EMPTYING THE NOTEBOOK: EXAMINING MLB'S CURRENT TRENDS, BRYCE HARPER'S EYE AND MORE
By Tom Verducci
In 46 seasons since the DH was added, it has never been harder to get a hit in the major leagues than it is today. You know the many reasons why, none bigger than the growth of bullpens. The average reliever today strikes out 9.2 batters per nine innings—which means your average bullpen guy strikes out guys at the same rate Sandy Koufax did.
It’s boom or bust baseball. Fewer balls in play mean fewer rallies, less strategy (while you wait for home runs), fewer bench players (due to stocked bullpens), more non-decisive pitches, and bigger yawning gaps without a ball in play.

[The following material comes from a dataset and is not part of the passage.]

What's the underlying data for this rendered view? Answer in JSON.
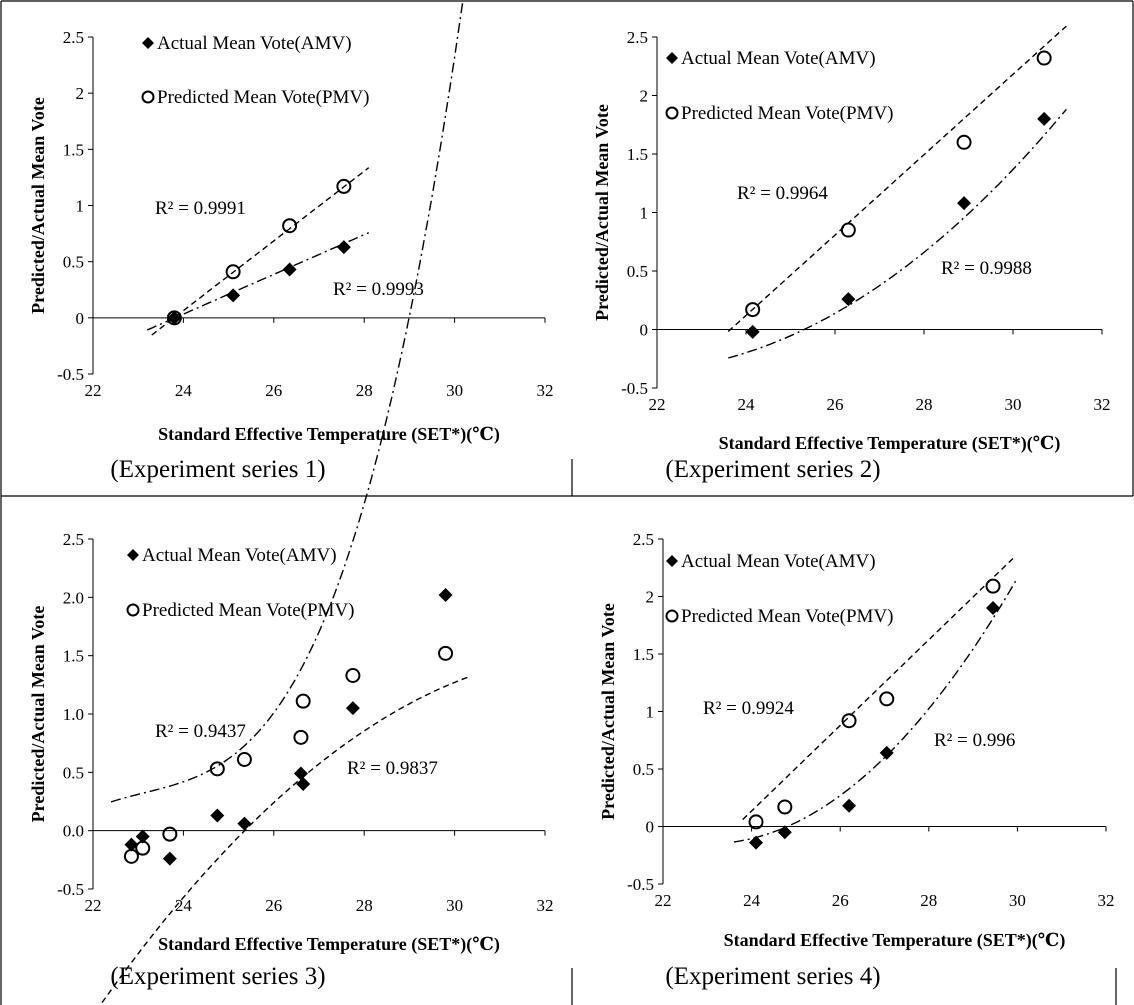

Baseball ebbs and flows. We all know that. But this may be a good time to take stock in the extremities of the current trends—and how many trends are at work:
Baseball Per Game Rates in 2018
• Pitches: all-time high
• Pitches per plate appearance: all-time high
• Strikeouts: all-time high
• Balls in play: all-time low
• Sacrifices: all-time low
• Singles: all-time low
• Hit Batters: 118-year high
• Stolen bases: 46-year low
• Hits: 46-year low
• Pinch-hitters: 68-year low
• Pinch-runners: 76-year low
You have to go back to 1972 to find a season when there were so few hits. Otherwise, baseball in 2018 looks nothing like baseball in 1972. It takes almost 40 minutes longer to play a game with about the same number of hits. You have to wait 46% longer to see a ball in play today as you did in 1972.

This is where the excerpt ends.